The cell cycle pathway is a unidirectional process that governs cell division. This process, which cannot be reversed once started, is critical for cell survival. The cell cycle typically involves four phases: S phase, in which DNA is replicated, M phase, in which chromosomes are separated and two distinct cells are formed, and G1 and G2 phases during which the cell is preparing for cell division. The majority of the cell cycle pathway is regulated by two classes of proteins: cyclin-dependent kinases (CDKs) and cyclins. Cyclins and CDKs form complexes that enable CDKs to phosphorylate and activate specific cell cycle intermediates. In the initial stages of the cell-cycle signal, cyclin D will bind to CDK4 and this complex will phosphorylate the retinoblastoma (Rb) gene[1]. During a quiescent state, Rb is bound to DNA and blocks the transcription of specific genes. After phosphorylation, Rb becomes unbound and genes necessary for the cell cycle are now accessible.

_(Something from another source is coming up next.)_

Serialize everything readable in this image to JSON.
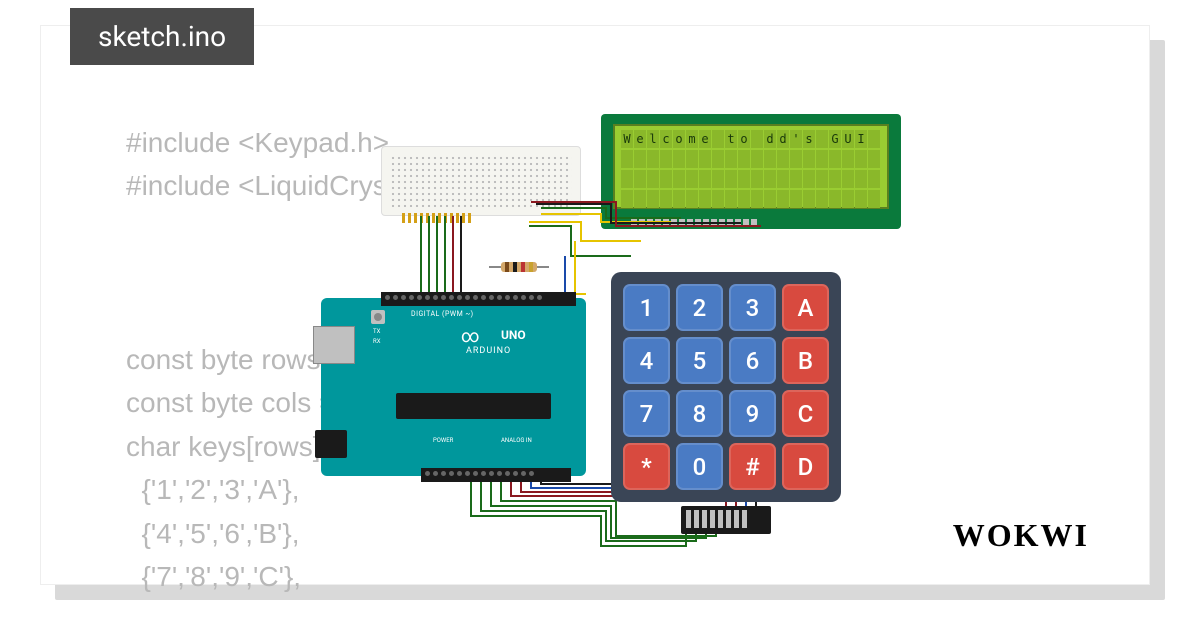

The cell cycle pathway is a highly-regulated process that incorporates three major checkpoints. The first checkpoint is the G1 checkpoint, which determines whether or not a cell will enter into the cell division process. The second checkpoint, G2, will determine if the cell will enter into mitosis. Both the G1 and G2 checkpoints can be affected by the presence or absence of various growth factors, DNA damage, or replicative senescence. The final checkpoint, metaphase, ensures proper chromosome alignment prior to cell division. The cell cycle pathway is intrinsically linked to cell survival and cell death. For instance, failure of a cell to meet the requirements of the individual cell cycle checkpoints will result in the cell undergoing apoptosis.
In cancer, the cell cycle checkpoints are often dysfunctional. Checkpoint proteins, such as Rb or p53, are often mutated or inactivated and this can result in cell division despite incomplete DNA synthesis and segregation errors. Inappropriate continuation of the cell cycle can lead to genomic instability, which is a common feature of malignant cells.
1. Nigg. 1995. Cyclin-dependent protein kinases: key regulators of the eukaryotic cell cycle. Bioessays. 17(6):471-80.